Long time no blog. I’d like to break the ice with a lighthearted Python code readability optimization discussion.
I need a Python function that generates short, random, numeric codes of a specified length using a secure random number generator. The codes must not start with 0, but the output should be a string. This was my first draft:
import struct, os
def make_code(digits):
"""Generate a random short code."""
if digits > 9:
return make_code(9) + make_code(digits - 9)
[rand] = struct.unpack('>L', os.urandom(4))
min_code = 10 ** (digits - 1)
code = min_code + rand % (9 * min_code)
return unicode(code)
Two things about this solution bothered me:
- The math I used looks too clever. I’m not sure future maintainers will be able to understand why it works.
- It discards a lot of the entropy provided by /dev/urandom, which could be expensive on some servers. (I confess this thought is premature optimization.)
To try to clean this up, I created a generator that produces random secure digits and based the make_code function on it:
def random_digits():
while True:
[n] = struct.unpack('>L', os.urandom(4))
s = ('%d' % n)[1:]
for c in s:
yield c
next_random_digit = random_digits().next
def make_code(digits):
return ''.join(next_random_digit() for _ in range(digits))
This felt better, but it has two critical problems. It can return 0 for the first digit, and due to the next_random_digit global, this solution is not thread safe! I’ve never tried to run a generator in multiple concurrent threads. I can only imagine the possible fireworks.

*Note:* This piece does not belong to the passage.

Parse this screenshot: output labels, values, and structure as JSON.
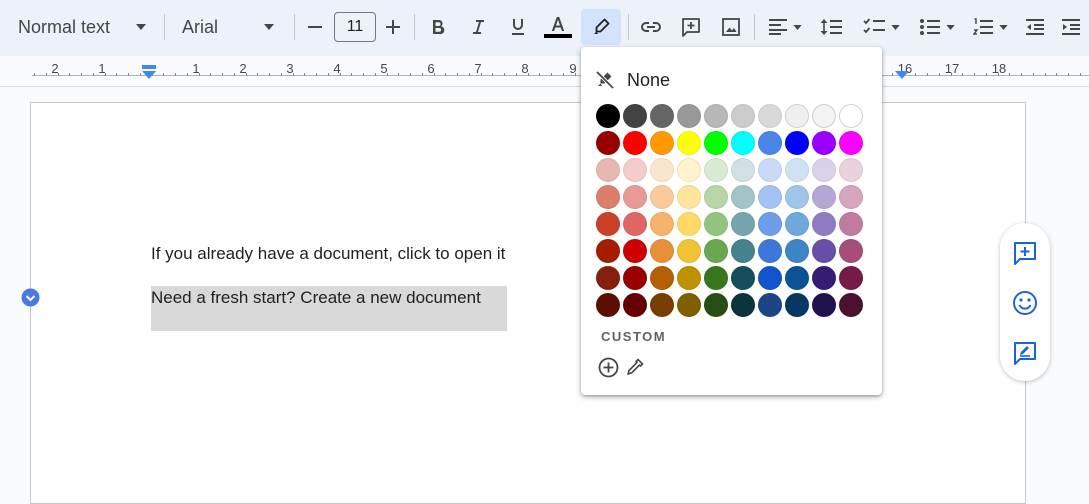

So I solved the problems as follows.
class RandomDigitStream(object):
def __init__(self):
self.streams = threading.local()
def stream(self):
while True:
[n] = struct.unpack('>L', os.urandom(4))
s = ('%d' % n)[1:]
for c in s:
yield c
def make_code(self, digits):
"""Generate a random short code containing only digits."""
try:
next_digit = self.streams.next_digit
except AttributeError:
self.streams.next_digit = next_digit = self.stream().next
while True:
c = next_digit()
# Don't use 0 for the first digit.
if c != '0':
break
lst = [c]
lst.extend(next_digit() for _ in range(1, digits))
return ''.join(lst)
make_code = RandomDigitStream().make_code
Now the solution is large and I’m pretty sure it’s less readable than the original solution. Anyone want to take a shot at making this better? I’m currently thinking that the original solution was better than I thought.